If you were old enough to remember Super Bowl XXXIV (34), when the Rams beat the Titans and on the final play of the game, Kevin Dyson, of the Titans, reached his out stretched arm as far as he possibly could and fell just one yard short of winning the Super Bowl.
We all remember when the Red Sox famously came back from a 3-0 deficit to their archival Yankess in the 2004 American Legaue Championship Series and eventually ending an 86 year championship drought.
Just last year we witnessed American Pharaoh win the first Triple Crown in 37 years in horse racing.
These three examples are all extremely historic moments in American sports. We can think about exactly where we were, or what we were doing when they happened. As they happened we couldn’t believe our eyes. It all seemed impossible and gave us goosebumps. That is what will happen Sunday in game seven. We will witness a historic moment.
This game is intriguing for many reasons. The Cavs are the first team in 50 years to force a game seven in the finals when trailing 3-1. The Cavs and Warriors enter game with with both scoring 610 points. This is the first time in history that two teams enter game seven of the NBA Finals with scoring the exact same amount of points. This is the type of game that you remember and talk about for decades.
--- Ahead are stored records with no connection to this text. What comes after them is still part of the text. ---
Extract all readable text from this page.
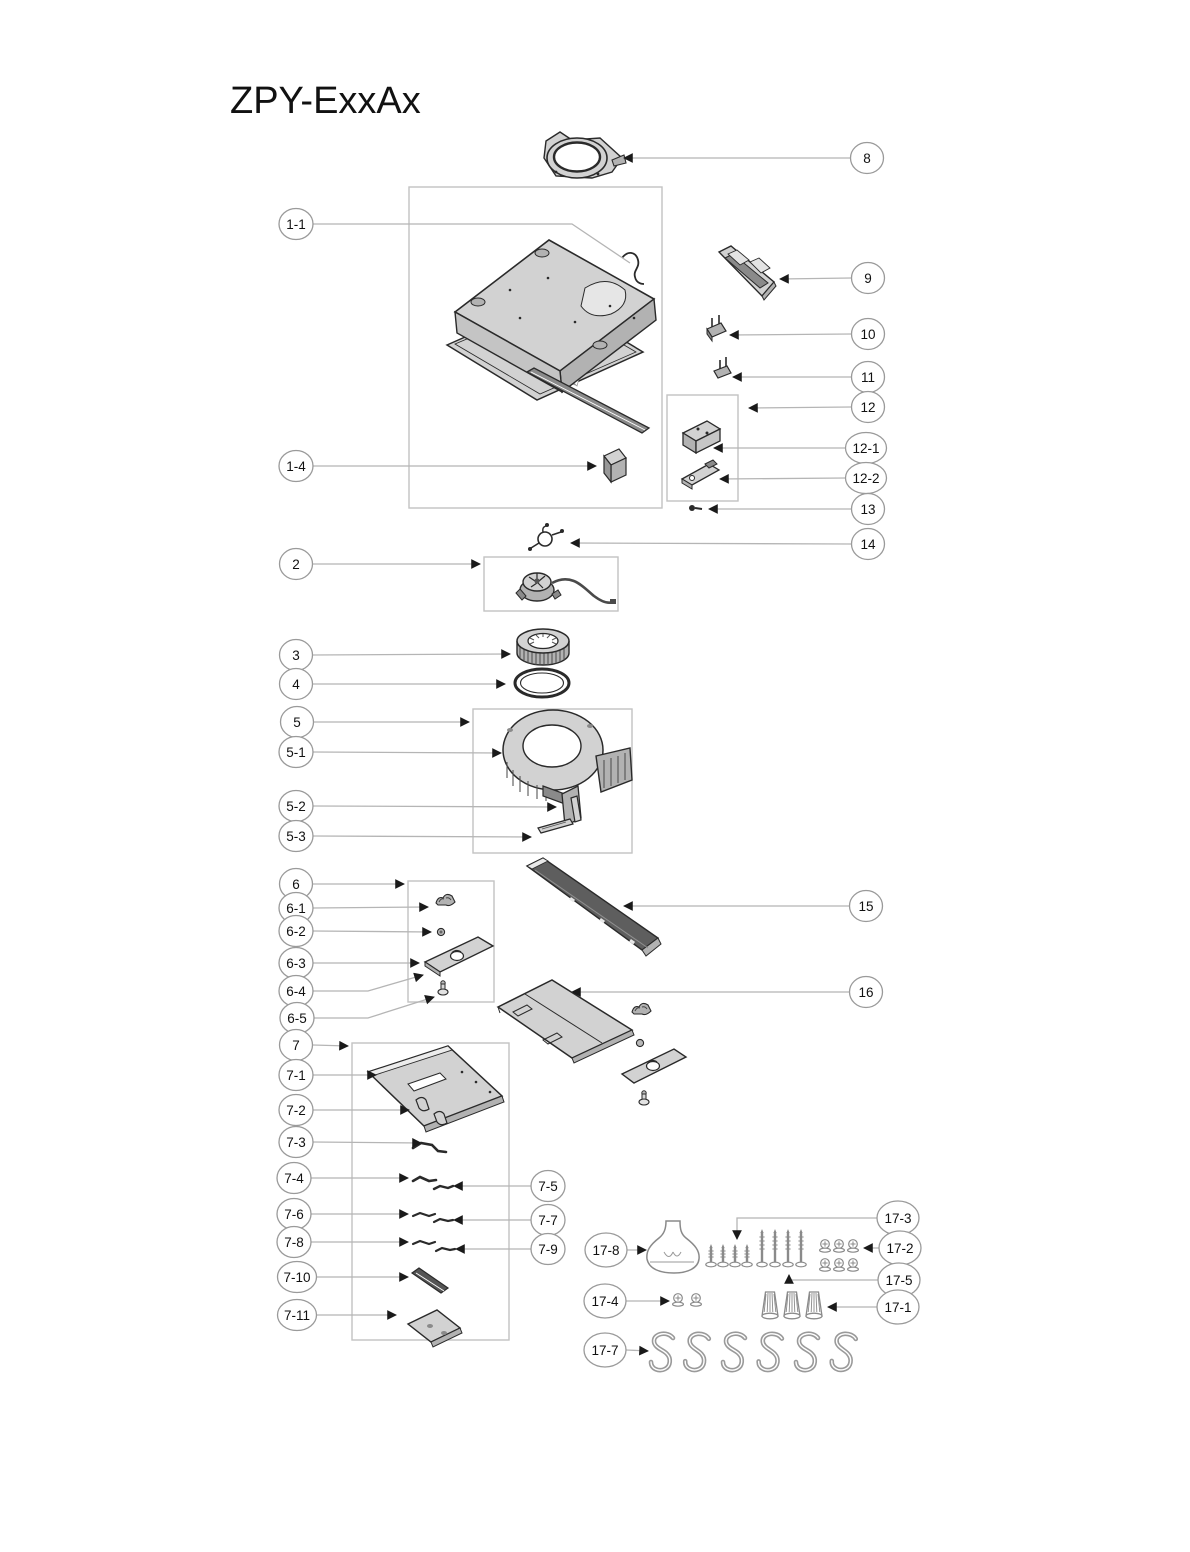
ZPY-ExxAx
1-1
1-4
2
3
4
5
5-1
5-2
5-3
6
6-1
6-2
6-3
6-4
6-5
7
7-1
7-2
7-3
7-4
7-5
7-6	7-7
7-8	7-9
7-10
7-11
8
9
10
11
12
12-1
12-2
13
14
15
16
17-8
17-4
17-7
17-3
17-2
17-5
17-1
LeBron is coming off of back to back 40 point games. Curry is coming off a 28 point performance before eventually fouling out and being ejected. It is easy to tell both players want this badly. It means a lot to each player’s personal legacy but to win this game seven it isn’t what LeBron or Steph do that will determine the out come. It comes down to the roll players.
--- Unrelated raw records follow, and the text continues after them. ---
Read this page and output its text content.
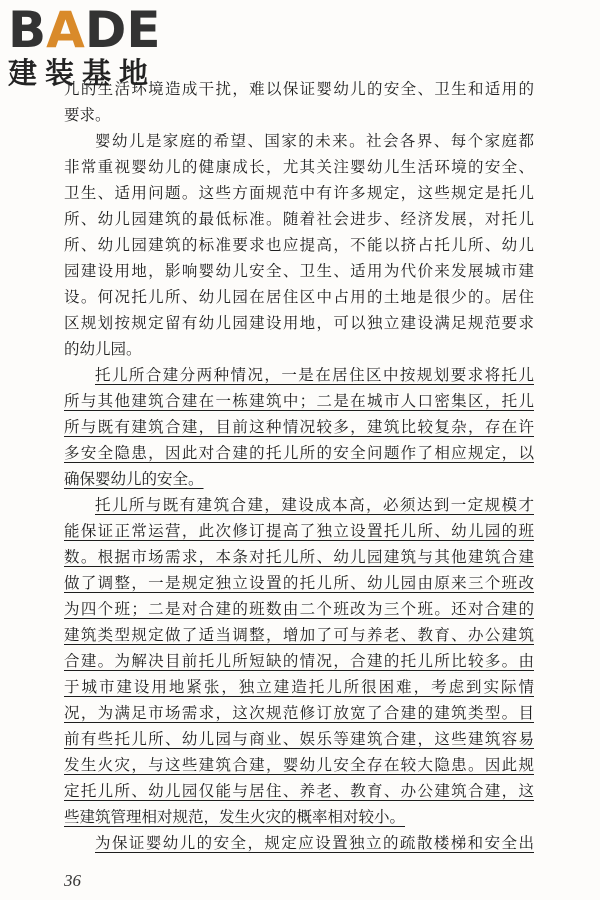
BADE
建装基地
儿的生活环境造成干扰，难以保证婴幼儿的安全、卫生和适用的
要求。
婴幼儿是家庭的希望、国家的未来。社会各界、每个家庭都
非常重视婴幼儿的健康成长，尤其关注婴幼儿生活环境的安全、
卫生、适用问题。这些方面规范中有许多规定，这些规定是托儿
所、幼儿园建筑的最低标准。随着社会进步、经济发展，对托儿
所、幼儿园建筑的标准要求也应提高，不能以挤占托儿所、幼儿
园建设用地，影响婴幼儿安全、卫生、适用为代价来发展城市建
设。何况托儿所、幼儿园在居住区中占用的土地是很少的。居住
区规划按规定留有幼儿园建设用地，可以独立建设满足规范要求
的幼儿园。
托儿所合建分两种情况，一是在居住区中按规划要求将托儿
所与其他建筑合建在一栋建筑中；二是在城市人口密集区，托儿
所与既有建筑合建，目前这种情况较多，建筑比较复杂，存在许
多安全隐患，因此对合建的托儿所的安全问题作了相应规定，以
确保婴幼儿的安全。
托儿所与既有建筑合建，建设成本高，必须达到一定规模才
能保证正常运营，此次修订提高了独立设置托儿所、幼儿园的班
数。根据市场需求，本条对托儿所、幼儿园建筑与其他建筑合建
做了调整，一是规定独立设置的托儿所、幼儿园由原来三个班改
为四个班；二是对合建的班数由二个班改为三个班。还对合建的
建筑类型规定做了适当调整，增加了可与养老、教育、办公建筑
合建。为解决目前托儿所短缺的情况，合建的托儿所比较多。由
于城市建设用地紧张，独立建造托儿所很困难，考虑到实际情
况，为满足市场需求，这次规范修订放宽了合建的建筑类型。目
前有些托儿所、幼儿园与商业、娱乐等建筑合建，这些建筑容易
发生火灾，与这些建筑合建，婴幼儿安全存在较大隐患。因此规
定托儿所、幼儿园仅能与居住、养老、教育、办公建筑合建，这
些建筑管理相对规范，发生火灾的概率相对较小。
为保证婴幼儿的安全，规定应设置独立的疏散楼梯和安全出
36
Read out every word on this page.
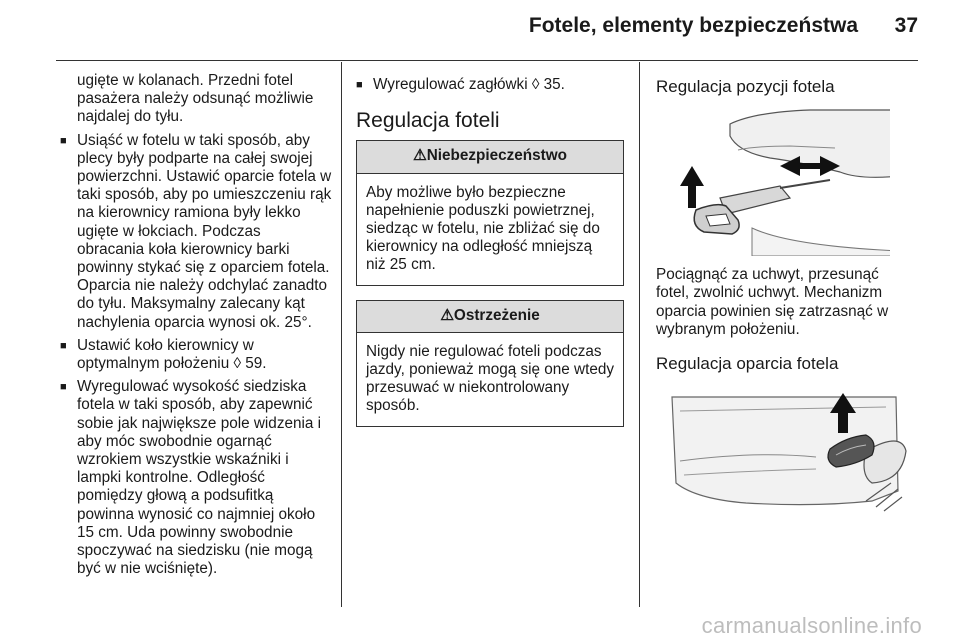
Fotele, elementy bezpieczeństwa 37

ugięte w kolanach. Przedni fotel pasażera należy odsunąć możliwie najdalej do tyłu.

■ Usiąść w fotelu w taki sposób, aby plecy były podparte na całej swojej powierzchni. Ustawić oparcie fotela w taki sposób, aby po umieszczeniu rąk na kierownicy ramiona były lekko ugięte w łokciach. Podczas obracania koła kierownicy barki powinny stykać się z oparciem fotela. Oparcia nie należy odchylać zanadto do tyłu. Maksymalny zalecany kąt nachylenia oparcia wynosi ok. 25°.

■ Ustawić koło kierownicy w optymalnym położeniu ◊ 59.

■ Wyregulować wysokość siedziska fotela w taki sposób, aby zapewnić sobie jak największe pole widzenia i aby móc swobodnie ogarnąć wzrokiem wszystkie wskaźniki i lampki kontrolne. Odległość pomiędzy głową a podsufitką powinna wynosić co najmniej około 15 cm. Uda powinny swobodnie spoczywać na siedzisku (nie mogą być w nie wciśnięte).

■ Wyregulować zagłówki ◊ 35.

Regulacja foteli
⚠Niebezpieczeństwo
Aby możliwe było bezpieczne napełnienie poduszki powietrznej, siedząc w fotelu, nie zbliżać się do kierownicy na odległość mniejszą niż 25 cm.
⚠Ostrzeżenie
Nigdy nie regulować foteli podczas jazdy, ponieważ mogą się one wtedy przesuwać w niekontrolowany sposób.
Regulacja pozycji fotela

Pociągnąć za uchwyt, przesunąć fotel, zwolnić uchwyt. Mechanizm oparcia powinien się zatrzasnąć w wybranym położeniu.

Regulacja oparcia fotela
carmanualsonline.info
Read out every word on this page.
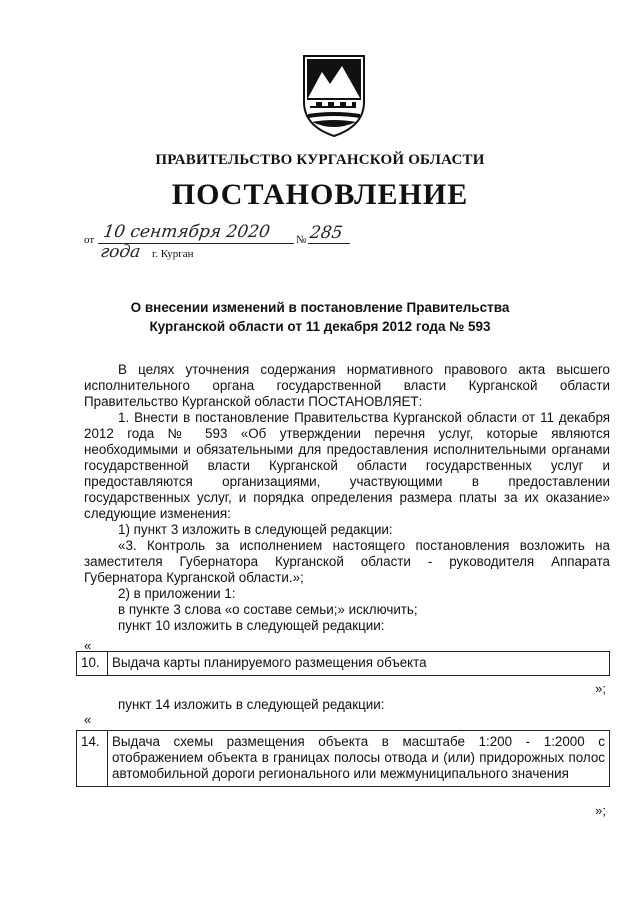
ПРАВИТЕЛЬСТВО КУРГАНСКОЙ ОБЛАСТИ
ПОСТАНОВЛЕНИЕ
от 10 сентября 2020 года
№ 285
г. Курган
О внесении изменений в постановление Правительства
Курганской области от 11 декабря 2012 года № 593

В целях уточнения содержания нормативного правового акта высшего исполнительного органа государственной власти Курганской области Правительство Курганской области ПОСТАНОВЛЯЕТ:

1. Внести в постановление Правительства Курганской области от 11 декабря 2012 года № 593 «Об утверждении перечня услуг, которые являются необходимыми и обязательными для предоставления исполнительными органами государственной власти Курганской области государственных услуг и предоставляются организациями, участвующими в предоставлении государственных услуг, и порядка определения размера платы за их оказание» следующие изменения:

1) пункт 3 изложить в следующей редакции:

«3. Контроль за исполнением настоящего постановления возложить на заместителя Губернатора Курганской области - руководителя Аппарата Губернатора Курганской области.»;

2) в приложении 1:

в пункте 3 слова «о составе семьи;» исключить;

пункт 10 изложить в следующей редакции:

«
10.	Выдача карты планируемого размещения объекта
»;
пункт 14 изложить в следующей редакции:
«
14.	Выдача схемы размещения объекта в масштабе 1:200 - 1:2000 с отображением объекта в границах полосы отвода и (или) придорожных полос автомобильной дороги регионального или межмуниципального значения
»;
LeBron and Kyrie will have their handprints all over this game but they need Tristian Thompson to get a double double. They need J.R. Smith to hit three or four threes. If Smith and Thompson have great games the Cavaliers will win their first ever championship.
Just as we know LeBron and Kyrie will get theirs, so will Steph and Klay. The Warriors also know they can count on Draymond Green to make a big impact as well. Andre Iguodala’s back will be of major concern because if he can’t contribute defensively then nobody will slow LeBron down. The x-factor in this game will be Harrison Barnes. Harrison Barnes has had wide open shots in games five and six but has only shot 2-22 from the field, and 1-12 from beyond the arc. In game six he didn’t make a single shot going 0-8 from the field and 0-5 from three. If he is able to score between 12-15 points in game seven the Warriors will repeat as champions.
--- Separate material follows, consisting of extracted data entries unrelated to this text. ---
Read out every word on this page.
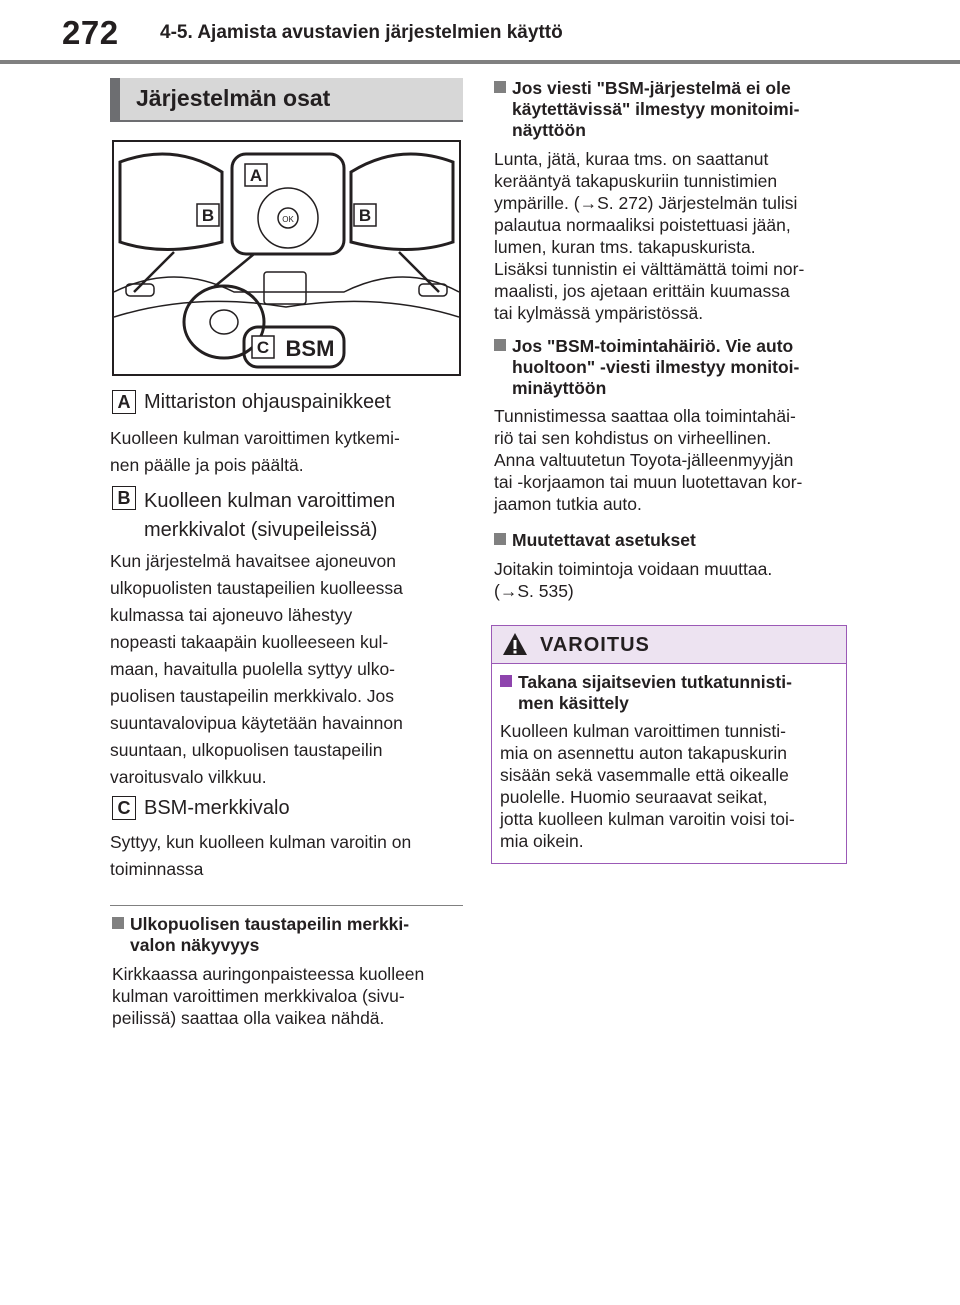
272 4-5. Ajamista avustavien järjestelmien käyttö
Järjestelmän osat
OK
A
B	B
C BSM
A Mittariston ohjauspainikkeet
Kuolleen kulman varoittimen kytkemi-
nen päälle ja pois päältä.
B Kuolleen kulman varoittimen
merkkivalot (sivupeileissä)
Kun järjestelmä havaitsee ajoneuvon
ulkopuolisten taustapeilien kuolleessa
kulmassa tai ajoneuvo lähestyy
nopeasti takaapäin kuolleeseen kul-
maan, havaitulla puolella syttyy ulko-
puolisen taustapeilin merkkivalo. Jos
suuntavalovipua käytetään havainnon
suuntaan, ulkopuolisen taustapeilin
varoitusvalo vilkkuu.
C BSM-merkkivalo
Syttyy, kun kuolleen kulman varoitin on
toiminnassa
Ulkopuolisen taustapeilin merkki-
valon näkyvyys
Kirkkaassa auringonpaisteessa kuolleen
kulman varoittimen merkkivaloa (sivu-
peilissä) saattaa olla vaikea nähdä.
Jos viesti "BSM-järjestelmä ei ole
käytettävissä" ilmestyy monitoimi-
näyttöön
Lunta, jätä, kuraa tms. on saattanut
kerääntyä takapuskuriin tunnistimien
ympärille. (→S. 272) Järjestelmän tulisi
palautua normaaliksi poistettuasi jään,
lumen, kuran tms. takapuskurista.
Lisäksi tunnistin ei välttämättä toimi nor-
maalisti, jos ajetaan erittäin kuumassa
tai kylmässä ympäristössä.
Jos "BSM-toimintahäiriö. Vie auto
huoltoon" -viesti ilmestyy monitoi-
minäyttöön
Tunnistimessa saattaa olla toimintahäi-
riö tai sen kohdistus on virheellinen.
Anna valtuutetun Toyota-jälleenmyyjän
tai -korjaamon tai muun luotettavan kor-
jaamon tutkia auto.
Muutettavat asetukset
Joitakin toimintoja voidaan muuttaa.
(→S. 535)
VAROITUS
Takana sijaitsevien tutkatunnisti-
men käsittely
Kuolleen kulman varoittimen tunnisti-
mia on asennettu auton takapuskurin
sisään sekä vasemmalle että oikealle
puolelle. Huomio seuraavat seikat,
jotta kuolleen kulman varoitin voisi toi-
mia oikein.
This game is a tough one to predict and with taking everything into account I just can’t imagine the Warriors losing three straight games, in which two of those games being at home. The Warriors are a historically great team. A game seven win will cement the legacy of this 73 win team as one of, if not the, greatest team of all time. I think Steph scores at least 35 points and the Warriors win their second consecutive championship 104-99.